The measures are part of a $50 billion IMF loan program signed in June and were announced just days before Argentina’s representatives flew to Washington to meet with IMF Director Christine Lagarde seeking expedited payments.
Macri’s announcements were met with widespread anti-austerity and anti-IMF protests across Argentina. According to experts, those demonstrating have a right to be angry.
“[Austerity programs] obviously create hardship,” Judith Teichman, a professor of political science and international development at the University of Toronto, told The Globe Post. “The losers are not the people with money … it doesn’t hit everybody equally.”
Macri and the IMF claim their restructuring program will not affect social programs that provide aid to Argentina’s most destitute. But Teichman said such assurances aren’t enough.
“The problem is … it isn’t just the extremely poor who are going to be hurt. It is the people who actually had jobs who are losing their jobs,” she said. “I doubt very much that these targeted policies are going to incorporate them. There isn’t much of a net, for instance, for the public employees who are being let go.”
Similar concerns were expressed by Vilma Ripoll, a member of Argentina’s Socialist Workers Movement.
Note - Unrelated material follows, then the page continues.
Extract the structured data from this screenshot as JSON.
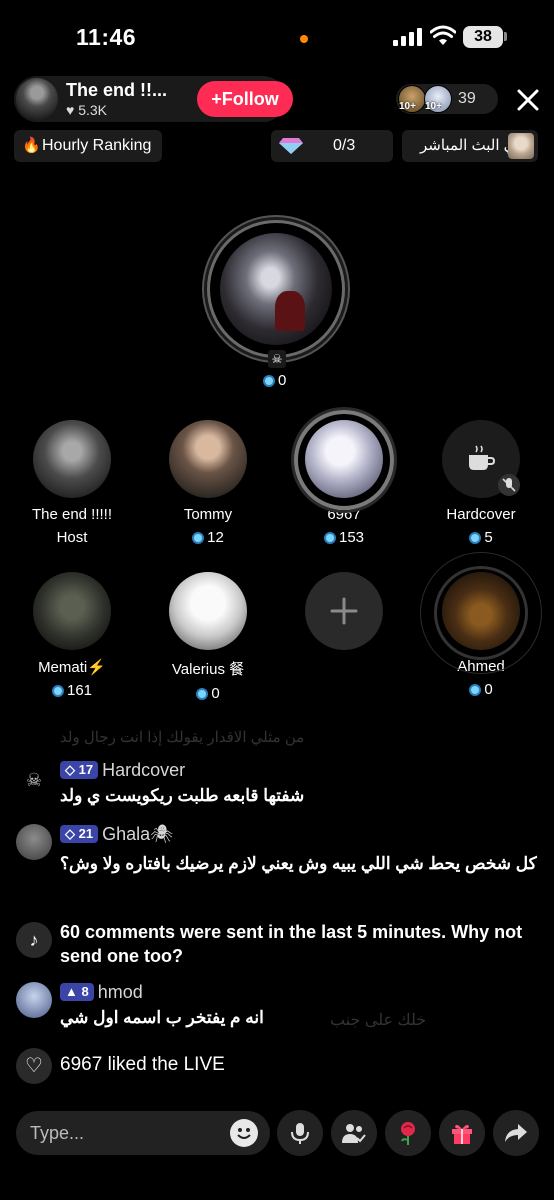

“We already had the IMF and a crisis. We know what happened in Greece. They will fire state employees. They will reduce salaries and take away workers’ rights,” Ripoll told Al Jazeera at a demonstration in Buenos Aires.
This is not the first time the people of Argentina have been asked to go through hardship in the name of broader economic reforms. The country has worked with the IMF on stabilization programs dating back to the 1950’s and suffered a major economic crisis in 2001 that was widely and publicly blamed on the IMF.
“[The Argentinian people] have been through hell quite frankly,” Carol Wise, a professor of international relations at the University of Southern California, told The Globe Post.
Wise said that Argentina, like many other countries, saw a huge rise in income inequality in the 1990’s and early 2000’s. Such inequality has resulted in an unequal distribution of consequences during periods of economic decline as the rich are largely able to insulate themselves from the fallout.
Argentina’s wealthy business interests are largely supportive of Macri because they believe his proposals will ultimately lead to better conditions for international investment and development, according to Teichman.
“The technocrats who are carrying out the IMF stabilization program are allied with usually very powerful business interests,” she said.
Wise and Teichman agree that although the IMF’s restructuring policies are rooted in macroeconomic theories that are widely accepted by economists, they’ve repeatedly proved ineffective in Argentina and other parts of Latin America.
The IMF’s stabilization program could ultimately make the country’s economic situation even worse because of the backlash and political unrest it’s causing, Teichman warned.
“When you have rising political unrest, nobody’s going to invest and provide jobs in that kind of environment and so capital flees,” she said.